Но Карл и не думал о проклятиях Жака де Молэ.
– В ту самую ночь, – запинаясь, пробормотал он, – в ту самую ночь они были вместе.
– Карл, – холодно прервал его король. – Как супруг вы проявляли излишнюю слабость, так сумейте хотя бы внешне сохранить обличье, достойное принца.
И сын больше не услышал от отца ни единого слова утешения и поддержки.
Его высочество Валуа до сих пор не раскрывал рта, а, как уже говорилось, хранить молчание было для него горькой мукой. Он воспользовался подходящей минутой, дабы излить свой гнев.
– Клянусь богом! – завопил он. – Странные вещи творятся во Французском королевстве даже под кровом самого короля. Рыцарство умирает, государь, брат мой, и вместе с ним умирает честь.
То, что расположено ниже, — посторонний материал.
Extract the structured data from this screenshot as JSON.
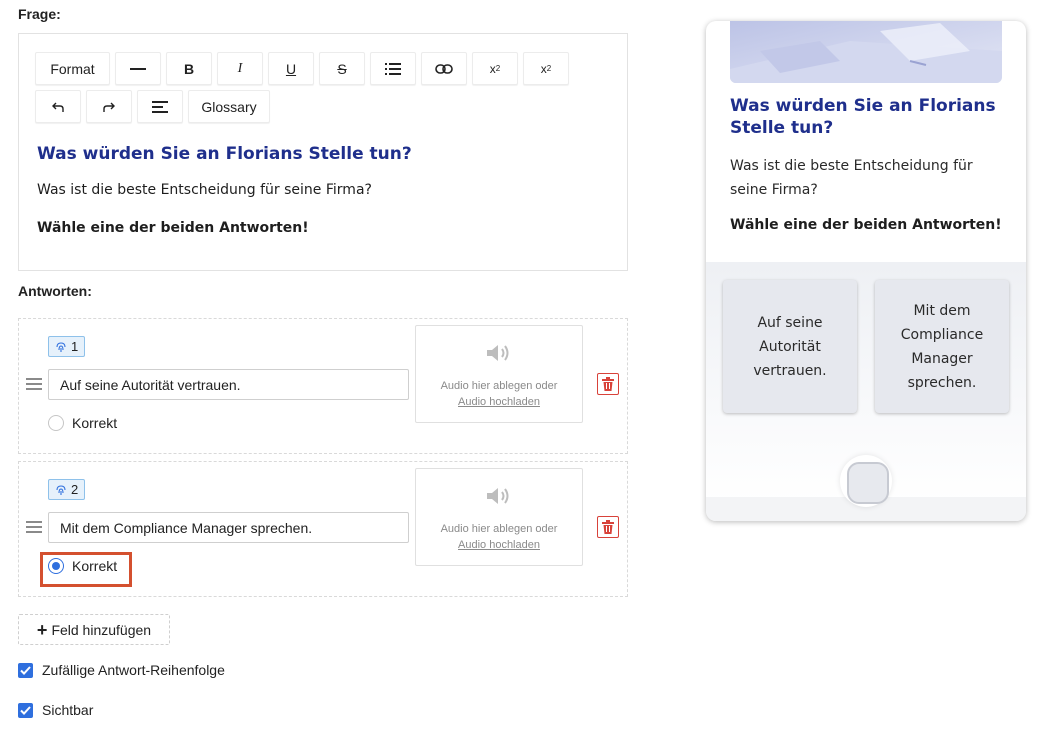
{
  "labels": {
    "question": "Frage:",
    "answers": "Antworten:"
  },
  "toolbar": {
    "format": "Format",
    "bold": "B",
    "italic": "I",
    "underline": "U",
    "strike": "S",
    "sup_base": "x",
    "sup": "2",
    "sub_base": "x",
    "sub": "2",
    "glossary": "Glossary"
  },
  "editor": {
    "heading": "Was würden Sie an Florians Stelle tun?",
    "paragraph": "Was ist die beste Entscheidung für seine Firma?",
    "bold_line": "Wähle eine der beiden Antworten!"
  },
  "answers": [
    {
      "number": "1",
      "text": "Auf seine Autorität vertrauen.",
      "correct_label": "Korrekt",
      "correct": false
    },
    {
      "number": "2",
      "text": "Mit dem Compliance Manager sprechen.",
      "correct_label": "Korrekt",
      "correct": true
    }
  ],
  "audio": {
    "drop_text": "Audio hier ablegen oder",
    "upload_link": "Audio hochladen"
  },
  "add_field": "Feld hinzufügen",
  "options": {
    "random_order": "Zufällige Antwort-Reihenfolge",
    "visible": "Sichtbar"
  },
  "preview": {
    "title": "Was würden Sie an Florians Stelle tun?",
    "text": "Was ist die beste Entscheidung für seine Firma?",
    "bold": "Wähle eine der beiden Antworten!",
    "answers": [
      "Auf seine Autorität vertrauen.",
      "Mit dem Compliance Manager sprechen."
    ]
  },
  "colors": {
    "accent_blue": "#2f6fde",
    "heading_navy": "#1f2f8c",
    "highlight": "#d4502f",
    "danger": "#d8423a"
  }
}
Засим воспоследовала длиннейшая речь, нанизывались одна за другой фразы, пышущие благородным негодованием, а подспудно так и проскальзывали ядовитые намеки. Для Карла Валуа одно вытекало из другого: советники короля (имени Мариньи он не назвал, но все поняли, куда он метит) разгромили рыцарские ордены и тем же ударом уничтожили все моральные устои общества. Государственные мужи «темного происхождения» изобретают какое-то новое право, основанное на римском праве, и подменяют им доброе старое феодальное право, которым прекрасно обходились наши предки. И плоды налицо. А во время крестовых походов жену можно было безбоязненно оставить дома хоть на десять лет – она умела хранить честь, и ни один вассал даже помыслить не смел посягнуть на чужую супругу. А сейчас повсюду распущенность, бесстыдство. Подумать только! Двое каких-то конюших…
– Один из этих конюших принадлежит к вашей свите, брат мой, – сухо прервал его король.
– Равно как другой из свиты вашего сына, – возразил Валуа, кивнув в сторону графа Пуатье.
Тот развел руками.
– Каждый из нас, – наставительно произнес он, – может быть одурачен людьми, которым он доверился.
– Именно поэтому, – закричал Валуа, который славился своим умением извлекать аргументы даже из возражений противника, – именно поэтому нетерпимо, когда вассал совершает тягчайшее из преступлений – осмеливается соблазнить и похитить честь жены своего сюзерена, особенно если она супруга короля или королевская дочь. Конюшие д'Онэ дошли до того…
– Считайте их уже покойниками, брат мой, – перебил его король, пренебрежительно махнув рукой: этот короткий резкий жест стоил самой пространной обвинительной речи и безвозвратно вычеркивал из списка живых двух братьев д'Онэ. – Да и не в этом дело. Мы должны решить участь принцесс-прелюбодеек… Позвольте, брат мой, – добавил он, видя, что Валуа собирается разразиться новой речью, – разрешите, на сей раз я спрошу сначала мнение своих сыновей. Говорите, Людовик.